No need to wait for an answer: “I am much more into characters that are real CHARACTERS – just like Manon Lescaut or Baroness Vetsera in “Mayerling”. Not “Odette/Odile”. One day I want to portray real characters with real emotions”
This answer surprised me, it surprised me extremely. I had not awaited it, not from such a young girl, not in times when abstract ballets play such an important role... But it made me think, reconsider many of my own “values” which I had never questioned before. It is surely a pleasure to sit and talk and learn from other experiences. Here I was sitting in front of a young girl that, during last summer, went under water in a cage to observe sharks (I do not know if I would like that!), a girl that combines elegance, suavity, strength and courage with a very politically correct behaviour, learning a lot...

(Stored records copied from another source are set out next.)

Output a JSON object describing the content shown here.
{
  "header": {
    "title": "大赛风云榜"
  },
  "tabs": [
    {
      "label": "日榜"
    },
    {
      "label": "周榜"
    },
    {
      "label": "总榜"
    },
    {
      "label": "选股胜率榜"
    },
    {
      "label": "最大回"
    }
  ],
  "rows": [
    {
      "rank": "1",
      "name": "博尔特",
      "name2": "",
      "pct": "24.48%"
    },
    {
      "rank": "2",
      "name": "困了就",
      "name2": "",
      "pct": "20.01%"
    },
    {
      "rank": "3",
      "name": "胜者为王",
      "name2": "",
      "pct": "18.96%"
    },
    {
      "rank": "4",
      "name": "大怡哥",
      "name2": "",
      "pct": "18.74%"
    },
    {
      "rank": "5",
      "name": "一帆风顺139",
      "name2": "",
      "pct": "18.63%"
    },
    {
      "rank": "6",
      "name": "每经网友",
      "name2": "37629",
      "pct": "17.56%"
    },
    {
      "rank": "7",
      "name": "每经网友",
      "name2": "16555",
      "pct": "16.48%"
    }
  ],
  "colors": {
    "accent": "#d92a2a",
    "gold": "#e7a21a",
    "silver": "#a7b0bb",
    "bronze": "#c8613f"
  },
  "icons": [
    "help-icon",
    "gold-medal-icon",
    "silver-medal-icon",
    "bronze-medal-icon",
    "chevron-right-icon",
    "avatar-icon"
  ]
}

To finish the interview (we could be there today, chatting... so many themes!) I asked her if there was something else she would like to add to her comments. Not more than a glimpse of a second was necessary for her to start – because she knows what she wants: “I honestly never mind talking about my injury. It brought upon a lot of positive things in my life (despite it being a difficult time) and even now I never look back on that time with sadness or pity ... and I think that more dancers should try and make the most of their time injured and learn from their injuries rather than getting depressed about them! In our career, injuries, are unfortunately inevitable, but it’s the way we decide to approach the situation which determines the way in which we are affected by it. ”
That is Miss Opperman in her essence: fragile looking, strong as steel, always looking at the positive side of things – and helping so many others with her natural, upright comments and ways!
Thank you, Suzan, for giving me this “present” and all this insight into your personality (and soul)! It was a great pleasure talking to you!